I mean, on one hand this shows exactly how low information Obama voters were and are. They liked "hope and change" eight years ago, but now they like The Donald's message of "Make America Great Again." The two slogans are a polar opposites. The former implies America is going to change America (mission accomplished). The latter says we're going to change it back after the crap storm Obama unleashed on us... no thanks to rubes like these two who basically vote on catch phrases.
That's the beef I have with these two voters. They've not examined their presidential candidate with any kind of scrutiny, they just take them at face value. Obama said "hope and change," and they applauded like trained seals. Trump says "make America great again and I'm going to build a wall on the border," and they lap it up. Hey, if it sounds good, it must be good, right?

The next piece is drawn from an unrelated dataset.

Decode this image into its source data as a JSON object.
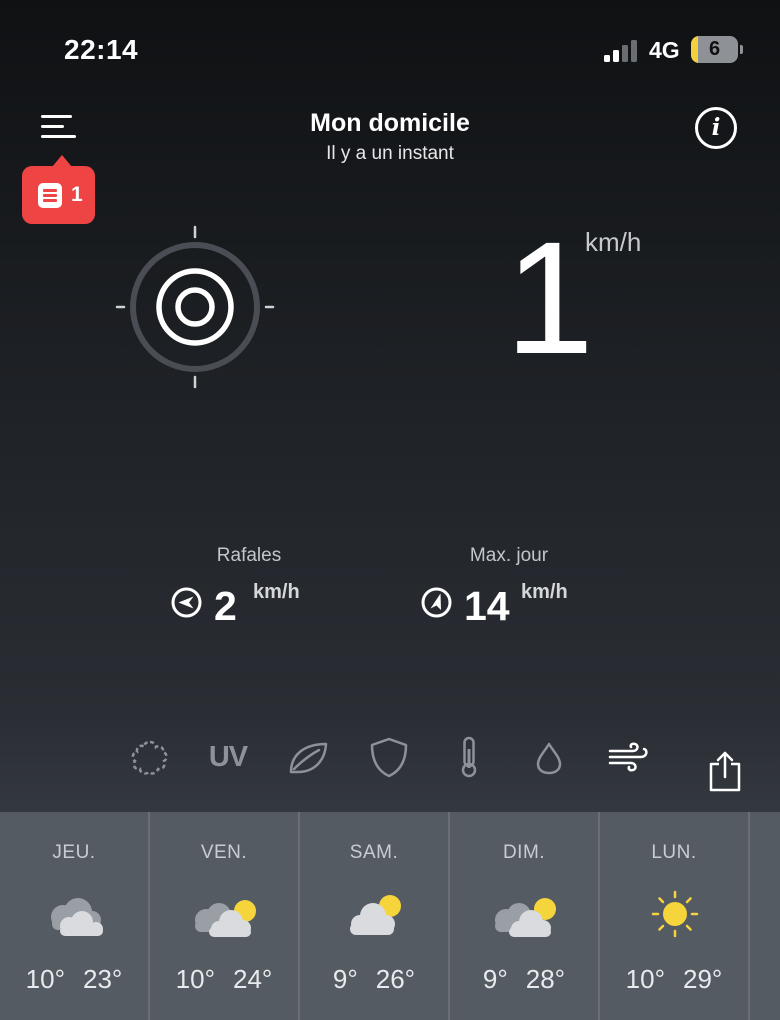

Wrong. Slogans are just that: slogans. They're not substance, they're not platforms. Just slogans. They're made for t-shirts, bumper stickers, yard signs. But they're not meant to stand solely for the candidate. Any voter who choses their man (or woman) based on their slogan? You're the problem. We need to vote for a candidate based on his (or her) record, substance, character. Not on who has the best catch phrase. Leave that to the marketing experts on Madison Avenue.
After all, it's all those "hope and change" dolts who brought us eight years of Obama. Thanks for that, by the way. But True Conservatism Will Never Be a Bumper Sticker Slogan... True conservatism requires much more than a market-tested buzz phrase. Which is not to say there's anything wrong with slogans or buzz phrases. There isn't. But they're symbolic only. Nothing more, nothing less.